Celuloide: México 86 (parte 2)
Por Jesús Ricardo Félix
Recién acaba de terminar el mundial de fútbol, como todos lo saben España le ganó a Argentina en tiempos extras para coronarse como el nuevo campeón mundial. Hay algunas ideas que me gustaría exponer antes de entrarle de lleno al tema de la película. Primero que nada fue el mundial de las despedidas: Portugal llevo a un Ronaldo de 41 años, Brasil a un Neymar de 34 (sin más mérito deportivo que la fama) Argentina a un Messi de 39, México a un Memo Ochoa de 41. No es que esté en contra de la edad en la que se retiran las figuras en el fútbol pero eso nos da una idea de cómo a la FIFA (a pesar de los Mbappé y los Haaland) le ha costado substituir el protagonismo marketingero que han tenido durante años la dupla Messi y Ronaldo.
Luego está la pausa de mercantilización/hidratación donde la cosa se empieza a parecer más a la NFL, si le sumamos el show de medio tiempo se darán cuenta que esto se parece cada vez más a un superbowl, y es que desde hace tiempo mientras nosotros discutíamos por una tarjeta roja o un penal el mercado se comió al deporte. Luego está el tema del falso nacionalismo donde los aficionados parecieran ilusionarse que la competencia deportiva representa algo que va más allá de las canchas, se pone juego el orgullo de un país, la honra, el destino de la nación reposa en las piernas de once jugadores. Fuimos testigos de ello en este mundial con el juego de Inglaterra en contra de Argentina, los jugadores al final mostraron un mensaje que se leía: “Las Malvinas son argentinas” provocando el aplauso de la mayoría de sus compatriotas. Se supone que la política no debe de invadir la cancha de fútbol (¿Acaso puede el fútbol dejar de ser político?) pero ¿No estaría un poco pasado de moda lo de Las Malvinas? En vez de construirse enemigos al exterior ¿No sería mejor que esos jugadores millonarios que juegan en Europa fueran un poco críticos con la recesión al interior del país? ¿El desempleo? ¿La pérdida de poder adquisitivo? O mínimo contra declaraciones como la del Elon Musk argentino Demián Reidel declarando que “el único problema de Argentina es que está llena de argentinos”. Porque la impresión que dan con el nuevo gobierno es que buscan vender el país a pedacitos y de eso no te hablan los jugadores de fútbol.
Bueno no me extiendo más con los temas que genera el mundial porque aquí venimos a hablar de cine es por eso que en esta cruda post mundialista hablaremos sobre el filme: México 86.
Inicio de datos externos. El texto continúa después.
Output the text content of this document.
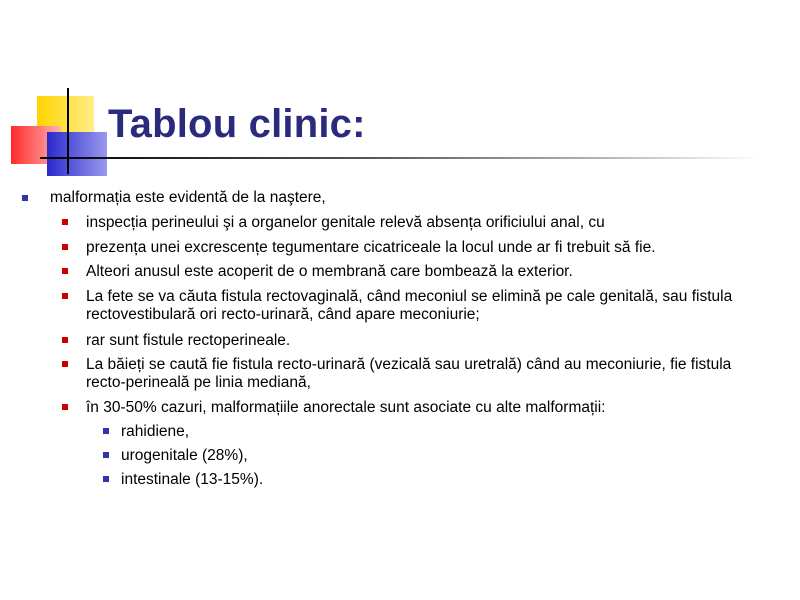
Tablou clinic:
malformația este evidentă de la naştere,
inspecția perineului şi a organelor genitale relevă absența orificiului anal, cu
prezența unei excrescențe tegumentare cicatriceale la locul unde ar fi trebuit să fie.
Alteori anusul este acoperit de o membrană care bombează la exterior.
La fete se va căuta fistula rectovaginală, când meconiul se elimină pe cale genitală, sau fistula rectovestibulară ori recto-urinară, când apare meconiurie;
rar sunt fistule rectoperineale.
La băieți se caută fie fistula recto-urinară (vezicală sau uretrală) când au meconiurie, fie fistula recto-perineală pe linia mediană,
în 30-50% cazuri, malformațiile anorectale sunt asociate cu alte malformații:
rahidiene,
urogenitale (28%),
intestinale (13-15%).
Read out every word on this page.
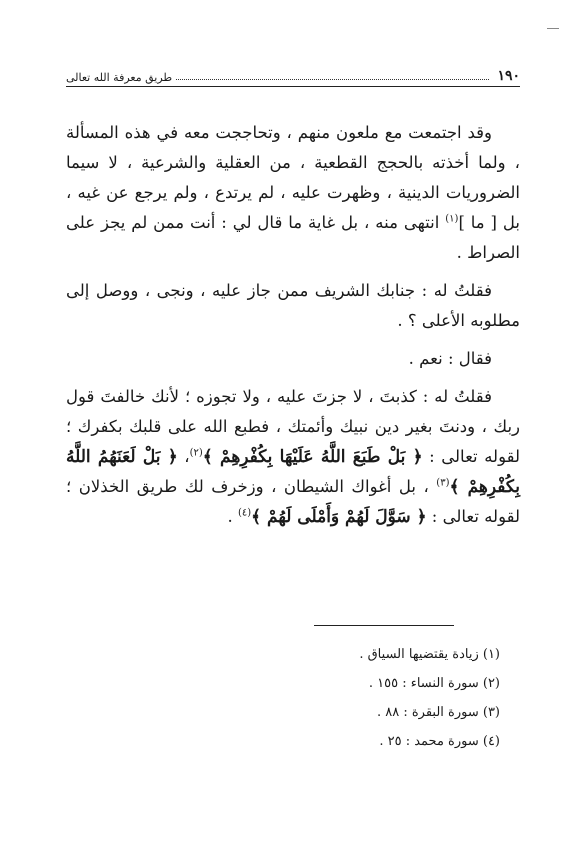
١٩٠
طريق معرفة الله تعالى

وقد اجتمعت مع ملعون منهم ، وتحاججت معه في هذه المسألة ، ولما أخذته بالحجج القطعية ، من العقلية والشرعية ، لا سيما الضروريات الدينية ، وظهرت عليه ، لم يرتدع ، ولم يرجع عن غيه ، بل [ ما ]$^{(١)}$ انتهى منه ، بل غاية ما قال لي : أنت ممن لم يجز على الصراط .

فقلتُ له : جنابك الشريف ممن جاز عليه ، ونجى ، ووصل إلى مطلوبه الأعلى ؟ .

فقال : نعم .

فقلتُ له : كذبتَ ، لا جزتَ عليه ، ولا تجوزه ؛ لأنك خالفتَ قول ربك ، ودنتَ بغير دين نبيك وأئمتك ، فطبع الله على قلبك بكفرك ؛ لقوله تعالى : ﴿ بَلْ طَبَعَ اللَّهُ عَلَيْهَا بِكُفْرِهِمْ ﴾$^{(٢)}$، ﴿ بَلْ لَعَنَهُمُ اللَّهُ بِكُفْرِهِمْ ﴾$^{(٣)}$ ، بل أغواك الشيطان ، وزخرف لك طريق الخذلان ؛ لقوله تعالى : ﴿ سَوَّلَ لَهُمْ وَأَمْلَى لَهُمْ ﴾$^{(٤)}$ .

(١) زيادة يقتضيها السياق .
(٢) سورة النساء : ١٥٥ .
(٣) سورة البقرة : ٨٨ .
(٤) سورة محمد : ٢٥ .
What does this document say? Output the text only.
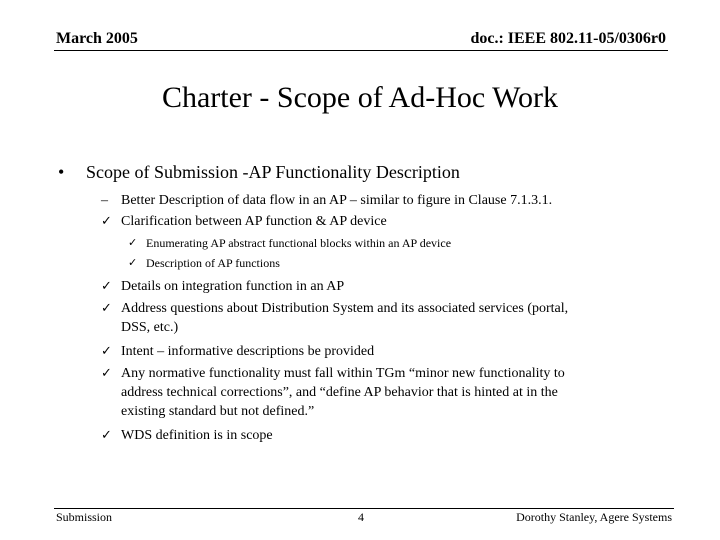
March 2005	doc.: IEEE 802.11-05/0306r0
Charter - Scope of Ad-Hoc Work
• Scope of Submission -AP Functionality Description
– Better Description of data flow in an AP – similar to figure in Clause 7.1.3.1.
✓ Clarification between AP function & AP device
✓ Enumerating AP abstract functional blocks within an AP device
✓ Description of AP functions
✓ Details on integration function in an AP
✓ Address questions about Distribution System and its associated services (portal,
DSS, etc.)
✓ Intent – informative descriptions be provided
✓ Any normative functionality must fall within TGm “minor new functionality to
address technical corrections”, and “define AP behavior that is hinted at in the
existing standard but not defined.”
✓ WDS definition is in scope
Submission	4	Dorothy Stanley, Agere Systems
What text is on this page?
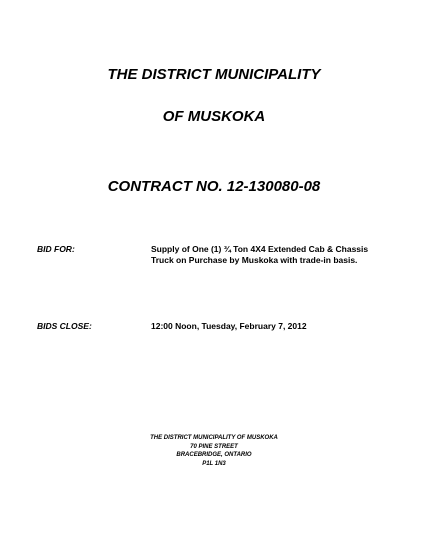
THE DISTRICT MUNICIPALITY
OF MUSKOKA
CONTRACT NO. 12-130080-08
BID FOR:	Supply of One (1) ¾ Ton 4X4 Extended Cab & Chassis Truck on Purchase by Muskoka with trade-in basis.
BIDS CLOSE:	12:00 Noon, Tuesday, February 7, 2012
THE DISTRICT MUNICIPALITY OF MUSKOKA
70 PINE STREET
BRACEBRIDGE, ONTARIO
P1L 1N3
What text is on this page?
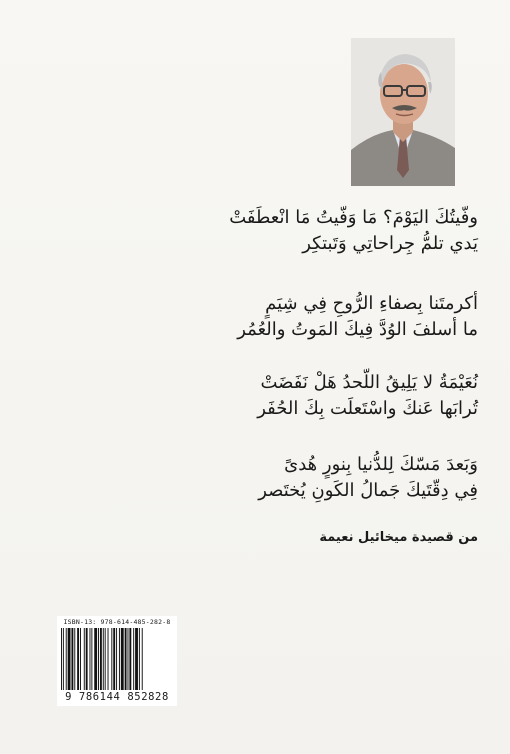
وفّيتُكَ اليَوْمَ؟ مَا وَفّيتُ مَا انْعطَفَتْ
يَدي تلمُّ جِراحاتِي وَتَبتكِر
أكرمتَنا بِصفاءِ الرُّوحِ فِي شِيَمٍ
ما أسلفَ الوُدَّ فِيكَ المَوتُ والعُمُر
نُعَيْمَةُ لا يَلِيقُ اللّحدُ هَلْ نَفَضَتْ
تُرابَها عَنكَ واسْتَعلَت بِكَ الحُفَر
وَبَعدَ مَسّكَ لِلدُّنيا بِنورٍ هُدىً
فِي دِقّتَيكَ جَمالُ الكَونِ يُختَصر
من قصيدة ميخائيل نعيمة
ISBN-13: 978-614-485-282-8
9 786144 852828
México 86 es una película del 2024 protagonizada por Diego Luna y dirigida por Gabriel Ripstein hijo del legendario realizador mexicano Arturo Ripstein quien dirigió películas como El castillo de la pureza (1972), Cadena perpetua (1979) y El imperio de la fortuna (1985). La película nos describe el mundo en la década de los ochentas a través del personaje de Martín de la Torre (interpretado por Diego Luna) un empleado de la FEMEXFUT (Federación Mexicana de Fútbol) que busca hacer posible la celebración del mundial en su país al enterarse de la renuncia de Colombia como sede debido a los problemas de violencia que atravesaba.
El personaje de Martín de la Torre busca el éxito a través del fútbol y para ello consigue una cita con Emilio Azcárraga, el dueño de la televisora mexicana más grande de la época: Televisa. El empresario Azcárraga movía los hilos de la política dentro de la FEMEXFUT por lo que apuesta por de la Torre bajo la promesa de conseguir la sede del próximo mundial para México, compitiendo además contra los billetes verdes del vecino estadounidense.
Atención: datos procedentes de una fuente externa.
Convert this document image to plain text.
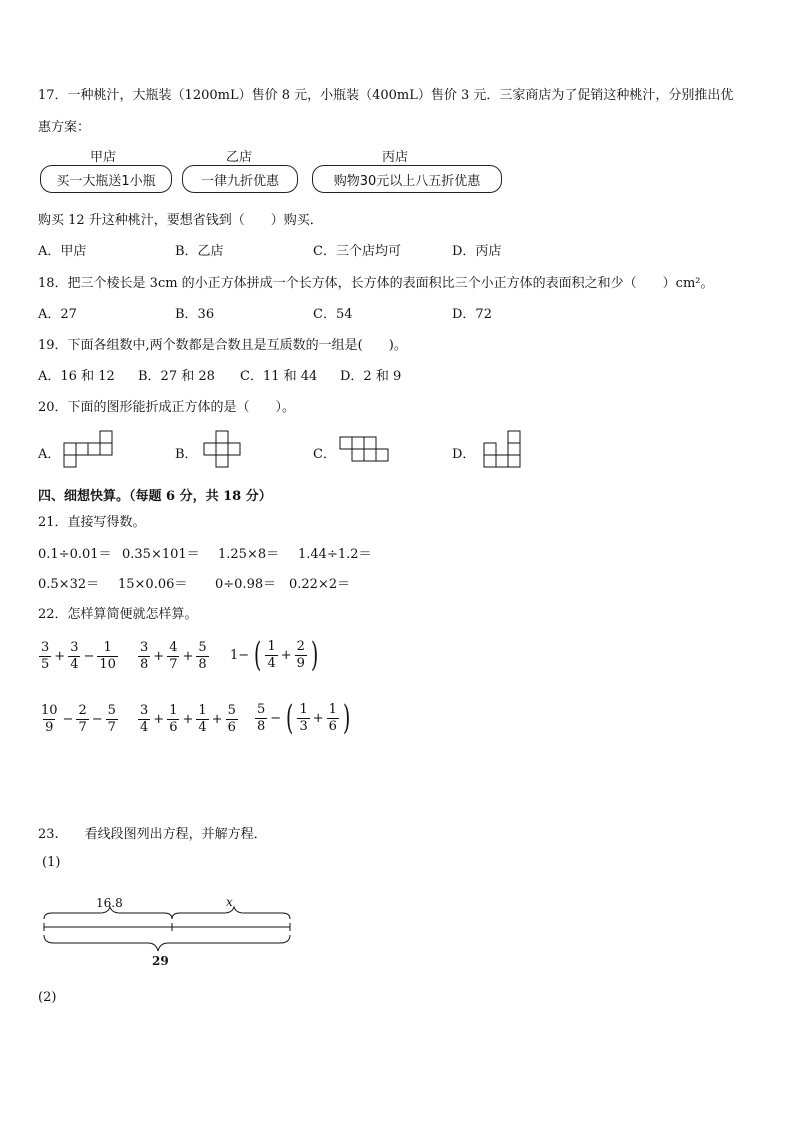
17．一种桃汁，大瓶装（1200mL）售价 8 元，小瓶装（400mL）售价 3 元．三家商店为了促销这种桃汁，分别推出优
惠方案：
甲店	乙店	丙店
买一大瓶送1小瓶	一律九折优惠	购物30元以上八五折优惠
购买 12 升这种桃汁，要想省钱到（　　）购买．
A．甲店	B．乙店	C．三个店均可	D．丙店
18．把三个棱长是 3cm 的小正方体拼成一个长方体，长方体的表面积比三个小正方体的表面积之和少（　　）cm²。
A．27	B．36	C．54	D．72
19．下面各组数中,两个数都是合数且是互质数的一组是(　　)。
A．16 和 12 B．27 和 28 C．11 和 44 D．2 和 9
20．下面的图形能折成正方体的是（　　）。
A．	B．	C．	D．
四、细想快算。（每题 6 分，共 18 分）
21．直接写得数。
0.1÷0.01＝ 0.35×101＝ 1.25×8＝ 1.44÷1.2＝
0.5×32＝ 15×0.06＝ 0÷0.98＝ 0.22×2＝
22．怎样算简便就怎样算。
$\frac{3}{5} + \frac{3}{4} - \frac{1}{10} \frac{3}{8} + \frac{4}{7} + \frac{5}{8} 1-$ ( $\frac{1}{4} + \frac{2}{9}$ )
$\frac{10}{9} - \frac{2}{7} - \frac{5}{7} \frac{3}{4} + \frac{1}{6} + \frac{1}{4} + \frac{5}{6} \frac{5}{8}$ − ( $\frac{1}{3} + \frac{1}{6}$ )
23.　　看线段图列出方程，并解方程．
(1)
16.8	x
29
(2)
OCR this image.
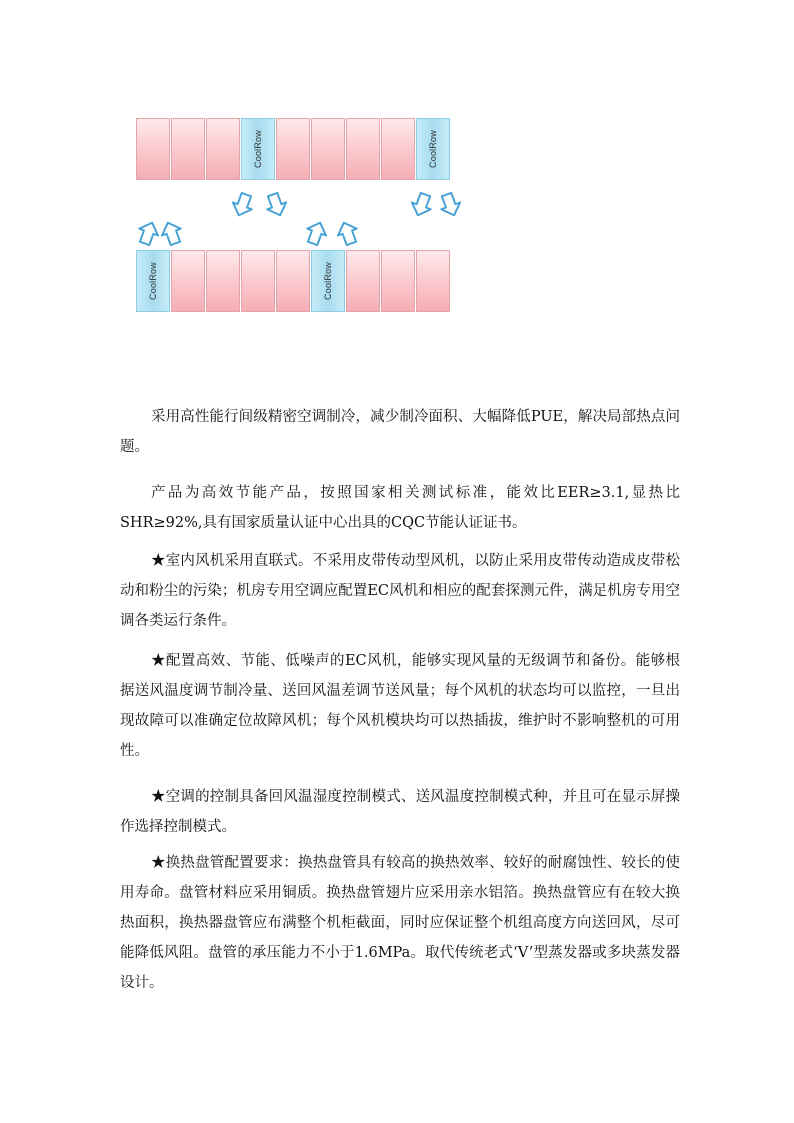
CoolRow	CoolRow
CoolRow	CoolRow

采用高性能行间级精密空调制冷，减少制冷面积、大幅降低PUE，解决局部热点问题。

产品为高效节能产品，按照国家相关测试标准，能效比EER≥3.1,显热比SHR≥92%,具有国家质量认证中心出具的CQC节能认证证书。

★室内风机采用直联式。不采用皮带传动型风机，以防止采用皮带传动造成皮带松动和粉尘的污染；机房专用空调应配置EC风机和相应的配套探测元件，满足机房专用空调各类运行条件。

★配置高效、节能、低噪声的EC风机，能够实现风量的无级调节和备份。能够根据送风温度调节制冷量、送回风温差调节送风量；每个风机的状态均可以监控，一旦出现故障可以准确定位故障风机；每个风机模块均可以热插拔，维护时不影响整机的可用性。

★空调的控制具备回风温湿度控制模式、送风温度控制模式种，并且可在显示屏操作选择控制模式。

★换热盘管配置要求：换热盘管具有较高的换热效率、较好的耐腐蚀性、较长的使用寿命。盘管材料应采用铜质。换热盘管翅片应采用亲水铝箔。换热盘管应有在较大换热面积，换热器盘管应布满整个机柜截面，同时应保证整个机组高度方向送回风，尽可能降低风阻。盘管的承压能力不小于1.6MPa。取代传统老式‘V’型蒸发器或多块蒸发器设计。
La película México 86 es definitivamente recomendable, nos narra de manera divertida como convergen la política, la corrupción y el deporte bajo las siglas de FIFA, también nos describe las estrategias de las que se vale el personaje y su entorno para tratar de alcanzar su objetivo, si lo consigue podrá lograr el éxito que ha anhelado desde sus inicios, en la película aparecen personajes como Hugo Sánchez, João Havelange, Pelé y Henry Kissinger. Sobresaliente actuación de Daniel Giménez Cacho como Emilio Azcárraga. ¿Ustedes ya la vieron?